29 April 2008

We Are (Not) Soldier of Fortune

All hands,
Kalau kita baca di dokumen-dokumen terbitan Dephan dan Mabes TNI, pasti kalau menyinggung soal peacekeeping isinya membangga-banggakan diri. Yang muncul pasti kalimat sejenis "peran kita sudah diakui oleh dunia internasional". Pertanyaannya, apa iya begitu?
Dari tahun 1957 sampe sekarang, berapa kali sih kita jadi force commander? Kalau nggak salah, cuma pas di FRY (Former Republic of Yugoslavia) aja kita pernah jadi force commander, yang sekarang jadi RI-1 itu. Kenapa begitu yah? Jangan-jangan kembali ke SDM juga, selain masalah kelihaian lobi di New York.
Selama ikut peacekeeping, pasukan kita kebanyakan dideploy di daerah merah atau hijau atau abu-abu? Menurut pengetahuan saya, kebanyakan di daerah merah. Negara-negara lain, khususnya negara-negara maju kalo kirim PKO "malas" pasukannya dideploy di daerah merah. Kenapa? Mereka sayang nyawa personelnya!!!
Terus, ada pikiran yang agak nakal. Jangan-jangan Indonesia sering ditawarin ikut peacekeeping karena status kita sudah disamakan dengan Bangladesh dan India. Dua negeri serumpun itu di dunia peacekeeping dikenal sebagai soldier of fortune. Cari makannya dari misi itu!!!
Ngomong-ngomong, kapan yah AL dikirim untuk peacekeeping dalam bentuk maritime task force yah?

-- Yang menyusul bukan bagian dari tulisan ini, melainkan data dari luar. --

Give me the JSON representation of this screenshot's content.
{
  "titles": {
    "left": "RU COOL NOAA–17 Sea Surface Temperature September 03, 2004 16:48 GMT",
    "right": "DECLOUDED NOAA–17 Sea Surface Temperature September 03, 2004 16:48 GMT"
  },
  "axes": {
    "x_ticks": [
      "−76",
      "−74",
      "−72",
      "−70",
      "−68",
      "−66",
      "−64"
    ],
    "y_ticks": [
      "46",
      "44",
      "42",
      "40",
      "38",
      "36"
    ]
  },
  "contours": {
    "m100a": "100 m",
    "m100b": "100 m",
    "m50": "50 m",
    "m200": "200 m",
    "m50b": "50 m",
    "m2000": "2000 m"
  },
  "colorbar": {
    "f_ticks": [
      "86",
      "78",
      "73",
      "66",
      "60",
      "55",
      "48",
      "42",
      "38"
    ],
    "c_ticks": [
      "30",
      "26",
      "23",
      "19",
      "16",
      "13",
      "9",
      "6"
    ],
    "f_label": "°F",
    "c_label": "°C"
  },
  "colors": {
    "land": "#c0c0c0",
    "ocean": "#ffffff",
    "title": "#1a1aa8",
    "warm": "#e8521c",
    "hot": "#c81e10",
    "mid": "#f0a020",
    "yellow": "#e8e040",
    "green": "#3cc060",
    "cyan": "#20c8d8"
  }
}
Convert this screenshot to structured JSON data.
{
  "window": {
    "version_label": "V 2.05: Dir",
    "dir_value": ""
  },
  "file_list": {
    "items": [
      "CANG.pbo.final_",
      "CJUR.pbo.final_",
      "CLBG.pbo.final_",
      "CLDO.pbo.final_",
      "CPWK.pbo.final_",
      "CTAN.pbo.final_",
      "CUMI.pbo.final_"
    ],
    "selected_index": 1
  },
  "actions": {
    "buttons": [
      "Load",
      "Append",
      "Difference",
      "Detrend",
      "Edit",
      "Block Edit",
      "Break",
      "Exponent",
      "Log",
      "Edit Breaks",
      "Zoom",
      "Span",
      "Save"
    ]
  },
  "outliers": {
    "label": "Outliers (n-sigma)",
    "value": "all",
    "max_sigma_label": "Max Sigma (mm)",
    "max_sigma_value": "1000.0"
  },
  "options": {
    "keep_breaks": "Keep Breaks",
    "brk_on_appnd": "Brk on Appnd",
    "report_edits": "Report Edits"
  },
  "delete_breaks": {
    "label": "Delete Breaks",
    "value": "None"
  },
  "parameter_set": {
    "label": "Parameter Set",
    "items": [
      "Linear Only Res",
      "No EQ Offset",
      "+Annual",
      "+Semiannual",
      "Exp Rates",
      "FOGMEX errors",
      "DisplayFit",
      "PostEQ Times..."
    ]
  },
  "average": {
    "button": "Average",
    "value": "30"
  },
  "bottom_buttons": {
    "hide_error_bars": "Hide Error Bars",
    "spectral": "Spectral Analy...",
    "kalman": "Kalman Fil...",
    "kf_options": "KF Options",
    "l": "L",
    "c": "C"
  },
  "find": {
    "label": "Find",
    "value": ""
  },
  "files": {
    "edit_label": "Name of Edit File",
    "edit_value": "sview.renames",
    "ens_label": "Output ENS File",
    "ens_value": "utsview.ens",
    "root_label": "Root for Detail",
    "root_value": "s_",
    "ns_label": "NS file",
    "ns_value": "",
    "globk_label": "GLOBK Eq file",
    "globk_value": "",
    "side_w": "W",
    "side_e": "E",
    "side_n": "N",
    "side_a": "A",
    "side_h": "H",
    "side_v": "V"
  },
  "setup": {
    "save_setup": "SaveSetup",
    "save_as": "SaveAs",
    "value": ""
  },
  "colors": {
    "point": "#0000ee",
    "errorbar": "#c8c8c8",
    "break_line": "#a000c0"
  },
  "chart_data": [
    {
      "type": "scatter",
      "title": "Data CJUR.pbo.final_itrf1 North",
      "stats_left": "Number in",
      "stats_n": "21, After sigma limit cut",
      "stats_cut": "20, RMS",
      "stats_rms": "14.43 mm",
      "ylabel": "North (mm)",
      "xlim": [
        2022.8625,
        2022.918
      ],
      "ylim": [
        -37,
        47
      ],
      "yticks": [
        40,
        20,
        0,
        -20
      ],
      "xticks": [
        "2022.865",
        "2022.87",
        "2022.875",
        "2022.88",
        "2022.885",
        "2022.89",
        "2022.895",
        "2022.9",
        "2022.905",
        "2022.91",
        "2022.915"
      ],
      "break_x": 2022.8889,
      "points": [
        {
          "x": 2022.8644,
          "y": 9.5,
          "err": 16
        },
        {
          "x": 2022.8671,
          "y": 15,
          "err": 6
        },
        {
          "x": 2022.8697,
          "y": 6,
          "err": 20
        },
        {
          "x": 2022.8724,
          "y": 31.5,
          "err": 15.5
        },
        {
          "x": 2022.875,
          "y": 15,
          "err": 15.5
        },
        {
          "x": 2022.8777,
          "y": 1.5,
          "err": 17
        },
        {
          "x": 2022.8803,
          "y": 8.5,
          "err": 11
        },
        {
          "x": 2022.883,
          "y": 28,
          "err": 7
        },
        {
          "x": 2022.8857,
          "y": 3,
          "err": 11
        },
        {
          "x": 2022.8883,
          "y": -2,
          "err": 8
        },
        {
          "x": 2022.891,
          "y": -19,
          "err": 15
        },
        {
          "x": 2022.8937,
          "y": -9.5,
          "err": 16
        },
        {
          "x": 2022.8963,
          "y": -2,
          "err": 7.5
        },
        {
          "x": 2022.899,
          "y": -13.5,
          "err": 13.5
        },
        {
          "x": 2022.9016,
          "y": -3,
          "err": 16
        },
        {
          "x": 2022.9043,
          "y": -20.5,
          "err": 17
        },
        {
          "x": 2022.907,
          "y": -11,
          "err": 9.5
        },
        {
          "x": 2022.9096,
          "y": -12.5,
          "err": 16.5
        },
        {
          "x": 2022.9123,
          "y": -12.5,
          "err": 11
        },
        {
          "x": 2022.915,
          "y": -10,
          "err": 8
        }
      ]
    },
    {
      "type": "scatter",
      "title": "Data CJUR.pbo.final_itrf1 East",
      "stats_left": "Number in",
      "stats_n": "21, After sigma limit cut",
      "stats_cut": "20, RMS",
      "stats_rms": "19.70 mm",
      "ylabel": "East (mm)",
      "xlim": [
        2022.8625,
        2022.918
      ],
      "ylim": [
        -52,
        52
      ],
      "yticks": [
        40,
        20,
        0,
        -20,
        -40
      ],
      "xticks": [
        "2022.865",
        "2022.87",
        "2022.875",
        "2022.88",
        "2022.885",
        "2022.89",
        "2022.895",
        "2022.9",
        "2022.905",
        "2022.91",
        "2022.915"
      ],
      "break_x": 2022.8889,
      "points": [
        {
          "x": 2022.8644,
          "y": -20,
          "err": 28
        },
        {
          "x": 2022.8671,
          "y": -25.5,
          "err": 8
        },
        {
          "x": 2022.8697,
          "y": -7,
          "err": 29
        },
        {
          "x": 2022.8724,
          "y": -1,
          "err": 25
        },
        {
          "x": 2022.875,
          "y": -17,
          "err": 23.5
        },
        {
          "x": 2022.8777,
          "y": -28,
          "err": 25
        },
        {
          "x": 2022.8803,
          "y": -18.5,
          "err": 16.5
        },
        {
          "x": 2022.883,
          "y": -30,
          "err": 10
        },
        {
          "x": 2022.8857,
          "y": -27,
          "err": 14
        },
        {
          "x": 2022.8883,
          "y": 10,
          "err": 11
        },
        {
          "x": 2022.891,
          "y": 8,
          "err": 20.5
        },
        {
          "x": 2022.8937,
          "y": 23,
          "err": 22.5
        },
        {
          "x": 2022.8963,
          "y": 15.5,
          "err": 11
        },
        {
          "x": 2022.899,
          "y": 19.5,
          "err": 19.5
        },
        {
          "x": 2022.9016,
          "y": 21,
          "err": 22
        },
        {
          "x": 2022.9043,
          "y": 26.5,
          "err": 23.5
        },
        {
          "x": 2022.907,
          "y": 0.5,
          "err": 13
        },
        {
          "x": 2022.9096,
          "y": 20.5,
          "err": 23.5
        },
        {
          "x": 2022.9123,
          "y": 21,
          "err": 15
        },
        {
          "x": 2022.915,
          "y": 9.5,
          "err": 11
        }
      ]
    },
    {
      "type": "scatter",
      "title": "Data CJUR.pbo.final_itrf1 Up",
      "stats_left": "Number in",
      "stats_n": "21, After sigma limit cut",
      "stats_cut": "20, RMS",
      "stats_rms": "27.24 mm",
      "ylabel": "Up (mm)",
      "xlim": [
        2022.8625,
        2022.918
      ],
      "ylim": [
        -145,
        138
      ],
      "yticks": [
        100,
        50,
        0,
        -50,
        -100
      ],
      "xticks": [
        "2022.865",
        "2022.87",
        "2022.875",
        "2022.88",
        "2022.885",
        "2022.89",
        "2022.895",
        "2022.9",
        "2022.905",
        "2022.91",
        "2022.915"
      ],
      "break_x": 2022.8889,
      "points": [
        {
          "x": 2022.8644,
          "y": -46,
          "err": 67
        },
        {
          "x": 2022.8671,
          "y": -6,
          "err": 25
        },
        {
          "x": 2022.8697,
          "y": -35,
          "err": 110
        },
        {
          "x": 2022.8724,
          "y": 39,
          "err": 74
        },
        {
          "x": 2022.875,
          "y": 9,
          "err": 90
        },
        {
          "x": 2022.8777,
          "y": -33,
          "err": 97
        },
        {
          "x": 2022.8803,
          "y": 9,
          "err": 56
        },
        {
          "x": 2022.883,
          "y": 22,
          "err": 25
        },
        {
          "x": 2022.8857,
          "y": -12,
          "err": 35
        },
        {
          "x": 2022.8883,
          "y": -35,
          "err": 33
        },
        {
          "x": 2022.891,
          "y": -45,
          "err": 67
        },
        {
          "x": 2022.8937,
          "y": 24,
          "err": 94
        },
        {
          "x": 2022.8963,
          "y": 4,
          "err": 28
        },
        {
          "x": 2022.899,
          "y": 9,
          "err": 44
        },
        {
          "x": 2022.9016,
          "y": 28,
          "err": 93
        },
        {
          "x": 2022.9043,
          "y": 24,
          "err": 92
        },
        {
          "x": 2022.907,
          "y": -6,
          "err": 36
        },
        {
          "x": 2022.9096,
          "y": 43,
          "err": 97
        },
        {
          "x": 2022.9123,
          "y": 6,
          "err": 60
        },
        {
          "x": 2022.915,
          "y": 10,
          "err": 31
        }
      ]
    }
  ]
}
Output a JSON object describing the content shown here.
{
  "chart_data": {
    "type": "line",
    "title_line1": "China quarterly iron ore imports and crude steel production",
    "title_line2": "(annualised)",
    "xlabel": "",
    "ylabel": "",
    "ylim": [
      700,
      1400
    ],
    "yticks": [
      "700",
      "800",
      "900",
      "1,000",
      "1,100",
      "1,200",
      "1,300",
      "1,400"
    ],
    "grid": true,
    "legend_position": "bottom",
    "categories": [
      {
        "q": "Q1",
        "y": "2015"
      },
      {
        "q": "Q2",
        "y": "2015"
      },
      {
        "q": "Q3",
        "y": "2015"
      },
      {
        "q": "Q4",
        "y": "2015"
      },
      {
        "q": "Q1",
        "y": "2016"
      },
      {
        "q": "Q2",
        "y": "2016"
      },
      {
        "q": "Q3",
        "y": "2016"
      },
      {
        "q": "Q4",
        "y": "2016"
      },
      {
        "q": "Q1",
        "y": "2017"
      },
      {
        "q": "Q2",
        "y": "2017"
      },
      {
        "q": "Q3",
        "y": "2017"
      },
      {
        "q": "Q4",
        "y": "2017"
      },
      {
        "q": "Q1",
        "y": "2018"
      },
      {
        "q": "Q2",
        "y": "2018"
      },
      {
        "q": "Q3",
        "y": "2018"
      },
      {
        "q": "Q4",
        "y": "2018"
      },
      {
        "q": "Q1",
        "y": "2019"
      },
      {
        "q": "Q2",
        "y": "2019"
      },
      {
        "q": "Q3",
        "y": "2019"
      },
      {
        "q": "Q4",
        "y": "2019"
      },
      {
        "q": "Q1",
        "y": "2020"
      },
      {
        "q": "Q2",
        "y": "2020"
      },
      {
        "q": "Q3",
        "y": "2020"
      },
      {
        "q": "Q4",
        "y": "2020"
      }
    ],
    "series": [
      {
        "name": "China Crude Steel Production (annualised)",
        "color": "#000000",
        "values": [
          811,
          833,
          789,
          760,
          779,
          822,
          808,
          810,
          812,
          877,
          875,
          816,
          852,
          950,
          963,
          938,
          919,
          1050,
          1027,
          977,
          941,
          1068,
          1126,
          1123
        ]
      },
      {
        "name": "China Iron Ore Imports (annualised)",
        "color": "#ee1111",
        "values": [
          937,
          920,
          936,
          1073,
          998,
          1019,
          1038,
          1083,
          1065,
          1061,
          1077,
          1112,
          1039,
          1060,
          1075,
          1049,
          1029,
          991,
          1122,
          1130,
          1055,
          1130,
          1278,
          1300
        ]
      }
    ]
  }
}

Sekarang kan sudah ada contoh di Lebanon dengan UNIFIL MTF. Yang isi MTF dari EUROMARFOR.
Sampai 2009 kan Indonesia akan terima empat kapal korvet Sigma dari Belanda (regardless our own opinion on that ships). Dengan kapal baru, sangat cocok buat MTF. Bagaimanapun, naval diplomacy kan harus pakai kapal yang benar-benar siap dan tergolong muda. Sebelum bisa kirim MTF, tugas utama kita adalah ubah paradigma tentang peacekeeping. Peacekeeping abad ke-21 bukan cuma libatkan AD, tapi juga AL.
That's the paradigm. And I'm absolutely agree with that. How about u?